As showed in Fig 13 and Table 4, the extreme dangerous areas include Sichuan, Yunnan and Guizhou Mountain- Hengduan Mountain-Qinling-Daba Mountain, East Zhejiang-Wuyi Mountain-Nanling Mountain-Taiwan Mountain and Tianshan-Kunlun Mountain, which is consistent with the actual distribution conditions of HLDs indicated upon decades of highway construction experience. Among the 1543 landslides in the HLDs inventory, there are 806 located in the extreme dangerous areas and 421 located in the severe dangerous areas, accounting for 52.23% and 27.28% respectively, while the extreme dangerous areas and severe dangerous areas account for only 19.74% and 36.53% of the total areas of China. There are 182 and 134 HLDs in the moderate dangerous areas and micro dangerous areas, accounting for 11.81% and 8.68% respectively, while the moderate dangerous areas and micro dangerous areas account for 19.49% and 24.24% of the total areas of China. As a result, the susceptibility zoning scheme of HLDs in China is scientific and reasonable.

5 Conclusions

  1. Impact factors of HLDs included slope, elevation, slope aspect, lithology, distance to faults, distance to rivers, NDVI, land use, mean precipitation, profile curvature, SPI and TWI. The HLDs inventory containing 1543 disaster points and 1543 non-disaster points along 9 expressways, 15 national highways and 8 provincial highways in 15 provinces was compiled. PCA method was implemented to extract the susceptibility evaluation indexes and four principal components were obtained, whose accumulative contribution rate was 92.050%. The PSO-SVM model and GA-SVM model were used to susceptibility evaluation of HLDs in China respectively, the evaluation results of the PSO-SVM model were better than those of the GA-SVM model. Micro dangerous areas, moderate dangerous areas, severe dangerous areas and extreme dangerous areas accounted for 24.24%, 19.49%, 36.53% and 19.74% of the total areas of China, among the 1543 disaster points in the HLDs inventory, there were 134, 182, 421 and 806 located in the above areas respectively.

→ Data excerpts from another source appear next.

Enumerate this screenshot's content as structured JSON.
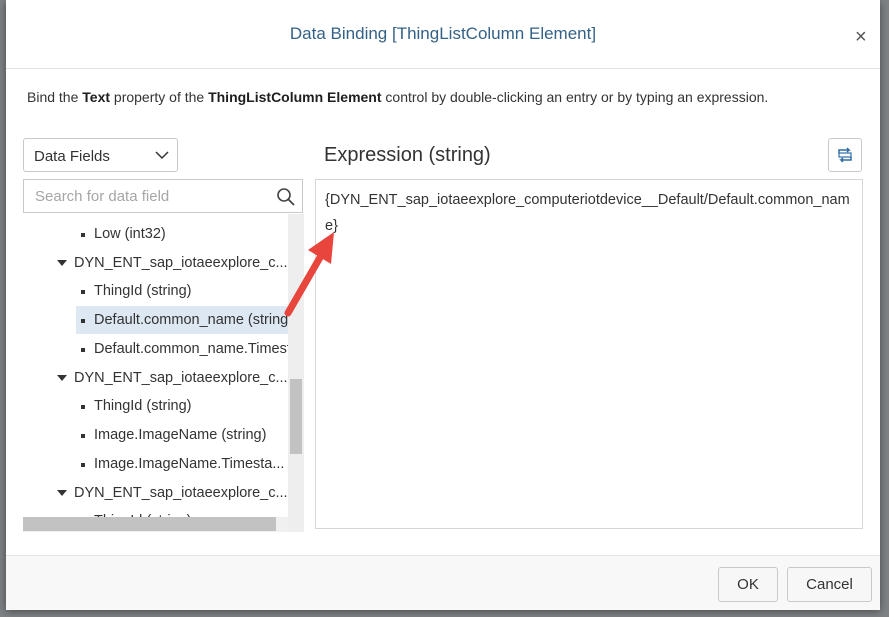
{
  "dialog": {
    "title": "Data Binding [ThingListColumn Element]",
    "close_glyph": "×"
  },
  "description": {
    "prefix": "Bind the ",
    "property": "Text",
    "middle": " property of the ",
    "control": "ThingListColumn Element",
    "suffix": " control by double-clicking an entry or by typing an expression."
  },
  "left_panel": {
    "select_value": "Data Fields",
    "search_placeholder": "Search for data field",
    "tree": [
      {
        "type": "leaf",
        "label": "Low (int32)"
      },
      {
        "type": "group",
        "label": "DYN_ENT_sap_iotaeexplore_c..."
      },
      {
        "type": "leaf",
        "label": "ThingId (string)"
      },
      {
        "type": "leaf",
        "label": "Default.common_name (string)",
        "selected": true
      },
      {
        "type": "leaf",
        "label": "Default.common_name.Timestamp"
      },
      {
        "type": "group",
        "label": "DYN_ENT_sap_iotaeexplore_c..."
      },
      {
        "type": "leaf",
        "label": "ThingId (string)"
      },
      {
        "type": "leaf",
        "label": "Image.ImageName (string)"
      },
      {
        "type": "leaf",
        "label": "Image.ImageName.Timesta..."
      },
      {
        "type": "group",
        "label": "DYN_ENT_sap_iotaeexplore_c..."
      },
      {
        "type": "leaf",
        "label": "ThingId (string)"
      }
    ]
  },
  "right_panel": {
    "expression_title": "Expression (string)",
    "expression_value": "{DYN_ENT_sap_iotaeexplore_computeriotdevice__Default/Default.common_name}"
  },
  "footer": {
    "ok_label": "OK",
    "cancel_label": "Cancel"
  },
  "colors": {
    "title": "#346187",
    "selection": "#dde8f3",
    "arrow": "#e8453c"
  },
  "icons": [
    "chevron-down-icon",
    "search-icon",
    "refresh-icon",
    "close-icon",
    "annotation-arrow"
  ]
}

  2. This study can be improved from several aspects as below: (1) The evaluation results of the PSO-SVM model are better than those of the GA-SVM model, but the AUC value was only 0.907 and the evaluation accuracy could be further improved. In addition, other evaluation methods such as the LR, ANN and information value method were not implemented and their evaluation accuracies were not verified; (2) The occurring probabilities of HLDs were considered as the dominant index of susceptibility zoning and the zoning boundaries were determined upon isometric principle, which decreased the accuracies of the susceptibility zoning results to some extent. Studies that determines the susceptibility zoning boundaries based on the cluster analysis has not been developed.